Ettore Maria Colombodi Ettore Maria Colombo   
Giuseppe Conte (foto Ansa)
Giuseppe Conte (foto Ansa)

Pd e M5s danno battaglia in Parlamento e vincono persino alcune battaglie mediatiche, come quella sulle gaffe del governo sul caso Cospito (con le accuse rivolte soprattutto al Pd che vengono rispedite al mittente) e arrivano a chiedere le dimissioni del sottosegretario alla Giustizia, Delmastro delle Vedove, per aver rivelato documenti riservati del Ministero (le conversazioni tra Cospito e diversi mafiosi), tenendo sotto scacco il governo per due giorni, ma vivono anche di molte contraddizioni e problemi interni nei loro assetti organizzativi. Per il M5s le polemiche riguardano il nuovo organigramma che ha deciso di darsi il Movimento con una serie di ‘super-poteri’ da attribuire a Conte mentre, nel Pd, il problema è il calo degli iscritti e il rischio flop alle primarie.
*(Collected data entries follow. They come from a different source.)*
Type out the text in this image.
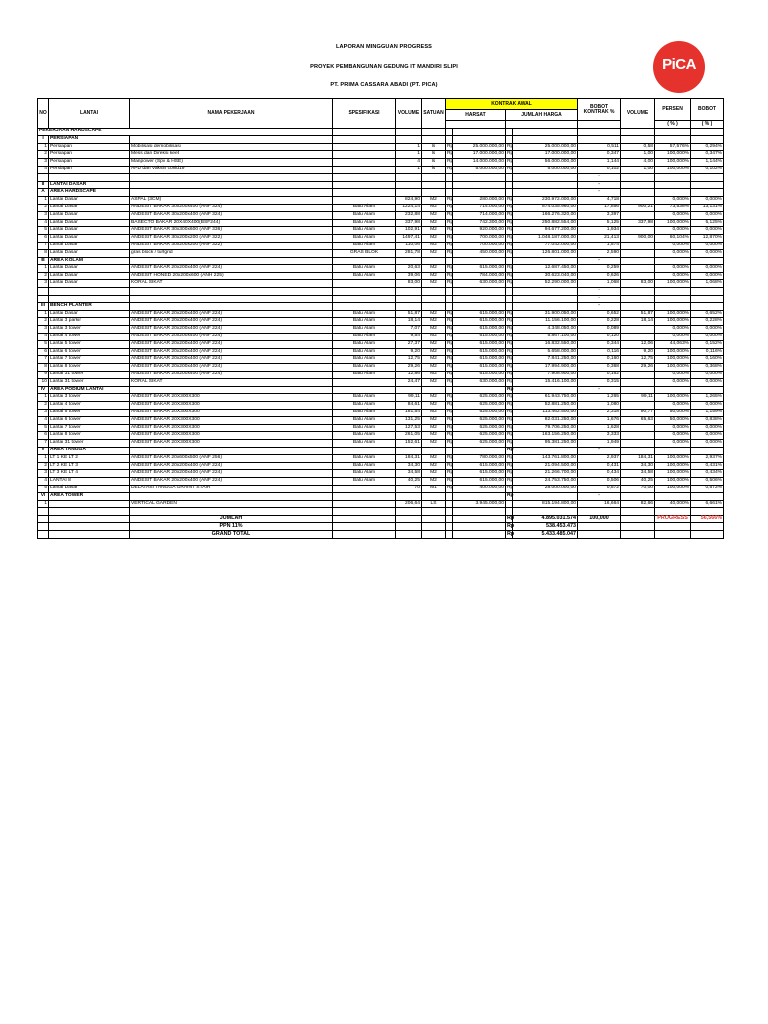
LAPORAN MINGGUAN PROGRESS
PROYEK PEMBANGUNAN GEDUNG IT MANDIRI SLIPI
PT. PRIMA CASSARA ABADI (PT. PICA)
PiCA
TRUSTED CONTRACTOR
NO	LANTAI	NAMA PEKERJAAN	SPESIFIKASI	VOLUME	SATUAN	KONTRAK AWAL				BOBOT KONTRAK %	VOLUME	PERSEN	BOBOT
						HARSAT		JUMLAH HARGA					
												( % )	( % )
PEKERJAAN HARDSCAPE													
I	PERSIAPAN												
1	Persiapan	Mobilisasi demobilisasi		1	ls	Rp	25.000.000,00	Rp	25.000.000,00	0,511	0,58	57,576%	0,294%
2	Persiapan	Mess dan Direksi keet		1	ls	Rp	17.000.000,00	Rp	17.000.000,00	0,347	1,00	100,000%	0,347%
3	Persiapan	Manpower (Spv & HSE)		4	ls	Rp	14.000.000,00	Rp	56.000.000,00	1,144	4,00	100,000%	1,144%
4	Persiapan	APD dan Vaksin covid19		1	ls	Rp	5.000.000,00	Rp	5.000.000,00	0,102	1,00	100,000%	0,102%
										-			
II	LANTAI DASAR									-			
A	AREA HARDSCAPE									-			
1	Lantai Dasar	ASPAL (3CM)		824,90	M2	Rp	280.000,00	Rp	230.972.000,00	4,718		0,000%	0,000%
2	Lantai Dasar	ANDESIT BAKAR 30x200x400 (ANF 324)	Batu Alam	1224,14	M2	Rp	714.000,00	Rp	874.035.960,00	17,856	900,21	73,538%	13,131%
3	Lantai Dasar	ANDESIT BAKAR 30x200x400 (ANF 324)	Batu Alam	232,88	M2	Rp	714.000,00	Rp	166.276.320,00	3,397		0,000%	0,000%
4	Lantai Dasar	BASECTO BAKAR 20X40X400(BSF244)	Batu Alam	337,98	M2	Rp	742.300,00	Rp	250.882.554,00	5,125	337,98	100,000%	5,125%
5	Lantai Dasar	ANDESIT BAKAR 30x300x600 (ANF 336)	Batu Alam	102,91	M2	Rp	920.000,00	Rp	94.677.200,00	1,934		0,000%	0,000%
6	Lantai Dasar	ANDESIT BAKAR 30x200x200 (ANF 322)	Batu Alam	1497,41	M2	Rp	700.000,00	Rp	1.048.187.000,00	21,413	900,00	60,104%	12,870%
7	Lantai Dasar	ANDESIT BAKAR 30x200x200 (ANF 322)	Batu Alam	110,06	M2	Rp	700.000,00	Rp	77.042.000,00	1,574		0,000%	0,000%
8	Lantai Dasar	gras block / turfgrid	GRAS BLOK	281,78	M2	Rp	450.000,00	Rp	126.801.000,00	2,590		0,000%	0,000%
B	AREA KOLAM									-			
1	Lantai Dasar	ANDESIT BAKAR 20x200x400 (ANF 224)	Batu Alam	20,63	M2	Rp	615.000,00	Rp	12.687.450,00	0,259		0,000%	0,000%
2	Lantai Dasar	ANDESIT HONED 20x200x600 (ANH 225)	Batu Alam	39,06	M2	Rp	784.000,00	Rp	30.623.040,00	0,626		0,000%	0,000%
3	Lantai Dasar	KORAL SIKAT		83,00	M2	Rp	630.000,00	Rp	52.290.000,00	1,068	83,00	100,000%	1,068%
										-			
										-			
III	BENCH PLANTER									-			
1	Lantai Dasar	ANDESIT BAKAR 20x200x400 (ANF 224)	Batu Alam	51,87	M2	Rp	615.000,00	Rp	31.900.050,00	0,652	51,87	100,000%	0,652%
2	Lantai 3 parkir	ANDESIT BAKAR 20x200x400 (ANF 224)	Batu Alam	18,14	M2	Rp	615.000,00	Rp	11.156.100,00	0,228	18,14	100,000%	0,228%
3	Lantai 3 tower	ANDESIT BAKAR 20x200x400 (ANF 224)	Batu Alam	7,07	M2	Rp	615.000,00	Rp	4.348.050,00	0,089		0,000%	0,000%
4	Lantai 4 tower	ANDESIT BAKAR 20x200x400 (ANF 224)	Batu Alam	9,54	M2	Rp	615.000,00	Rp	5.867.100,00	0,120		0,000%	0,000%
5	Lantai 5 tower	ANDESIT BAKAR 20x200x400 (ANF 224)	Batu Alam	27,37	M2	Rp	615.000,00	Rp	16.832.550,00	0,344	12,06	44,063%	0,152%
6	Lantai 6 tower	ANDESIT BAKAR 20x200x400 (ANF 224)	Batu Alam	9,20	M2	Rp	615.000,00	Rp	5.658.000,00	0,116	9,20	100,000%	0,116%
7	Lantai 7 tower	ANDESIT BAKAR 20x200x400 (ANF 224)	Batu Alam	12,75	M2	Rp	615.000,00	Rp	7.841.250,00	0,160	12,75	100,000%	0,160%
8	Lantai 8 tower	ANDESIT BAKAR 20x200x400 (ANF 224)	Batu Alam	29,26	M2	Rp	615.000,00	Rp	17.994.900,00	0,368	29,26	100,000%	0,368%
9	Lantai 31 tower	ANDESIT BAKAR 20x200x400 (ANF 224)	Batu Alam	12,86	M2	Rp	615.000,00	Rp	7.908.900,00	0,162		0,000%	0,000%
10	Lantai 31 tower	KORAL SIKAT		24,47	M2	Rp	630.000,00	Rp	15.416.100,00	0,315		0,000%	0,000%
IV	AREA PODIUM LANTAI							Rp		-			
1	Lantai 3 tower	ANDESIT BAKAR 20X300X300	Batu Alam	99,11	M2	Rp	625.000,00	Rp	61.943.750,00	1,265	99,11	100,000%	1,265%
2	Lantai 4 tower	ANDESIT BAKAR 20X300X300	Batu Alam	84,61	M2	Rp	625.000,00	Rp	52.881.250,00	1,080		0,000%	0,000%
3	Lantai 5 tower	ANDESIT BAKAR 20X300X300	Batu Alam	181,54	M2	Rp	625.000,00	Rp	113.462.500,00	2,318	90,77	50,000%	1,159%
4	Lantai 6 tower	ANDESIT BAKAR 20X300X300	Batu Alam	131,25	M2	Rp	625.000,00	Rp	82.031.250,00	1,676	65,63	50,000%	0,838%
5	Lantai 7 tower	ANDESIT BAKAR 20X300X300	Batu Alam	127,53	M2	Rp	625.000,00	Rp	79.706.250,00	1,628		0,000%	0,000%
6	Lantai 8 tower	ANDESIT BAKAR 20X300X300	Batu Alam	261,05	M2	Rp	625.000,00	Rp	163.156.250,00	3,333		0,000%	0,000%
7	Lantai 31 tower	ANDESIT BAKAR 20X300X300	Batu Alam	152,61	M2	Rp	625.000,00	Rp	95.381.250,00	1,949		0,000%	0,000%
V	AREA TANGGA							Rp		-			
1	LT 1 KE LT 2	ANDESIT BAKAR 20x600x500 (ANF 256)	Batu Alam	184,31	M2	Rp	780.000,00	Rp	143.761.800,00	2,937	184,31	100,000%	2,937%
2	LT 2 KE LT 3	ANDESIT BAKAR 20x200x400 (ANF 224)	Batu Alam	34,30	M2	Rp	615.000,00	Rp	21.094.500,00	0,431	34,30	100,000%	0,431%
3	LT 3 KE LT 4	ANDESIT BAKAR 20x200x400 (ANF 224)	Batu Alam	34,58	M2	Rp	615.000,00	Rp	21.266.700,00	0,434	34,58	100,000%	0,434%
4	LANTAI 8	ANDESIT BAKAR 20x200x400 (ANF 224)	Batu Alam	40,25	M2	Rp	615.000,00	Rp	24.753.750,00	0,506	40,25	100,000%	0,506%
5	Lantai Dasar	DELATASI TANGGA GRAINT STAIR		70	M1	Rp	400.000,00	Rp	28.000.000,00	0,572	70,00	100,000%	0,572%
VI	AREA TOWER							Rp		-			
1		VERTICAL GARDEN		206,64	LS		3.945.000,00		815.194.800,00	16,664	82,66	40,000%	6,661%

		JUMLAH						Rp	4.895.031.574	100,000		PROGRESS	56,566%
		PPN 11%						Rp	538.453.473				
		GRAND TOTAL						Rp	5.433.485.047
Ma andiamo con ordine. Vediamo prima il M5s. 

Il M5s sempre più partito: superpoteri a Conte e basta rendicontazioni

Il presidente del M5s diventa "presidentissimo". Con gli aggiustamenti al Codice etico votato online dagli iscritti il M5s si conferma partito non scalabile, pienamente nelle mani di Giuseppe Conte. Nel presentare le modifiche agli attivisti lo stesso ex presidente del Consiglio scrive: "Non sono stati introdotti nuovi poteri in capo al presidente. L'organo apicale di indirizzo politico e rappresentanza legale era il "capo politico". Successivamente l'organo era stato modificato in "Comitato direttivo", ma con l'ultima modifica statutaria quest'organo è identificato con la figura del "presidente". Il nuovo Codice etico non fa altro che sostituire le parole "Comitato direttivo" con "presidente", senza intervenire a variare le facoltà e i poteri spettanti a quest'organo apicale. Quel famoso Comitato direttivo che non ha mai avuto luce: doveva incarnare la riforma post- Di Maio, figlia dei cosiddetti Stati generali del Movimento, poi con l'arrivo di Conte si è tornati all'idea di una gestione accentrata. L'indirizzo politico del M5S non rimarrà in mano agli iscritti, che prima ne erano formalmente gli artefici, ma sarà tale "così come determinato dal presidente".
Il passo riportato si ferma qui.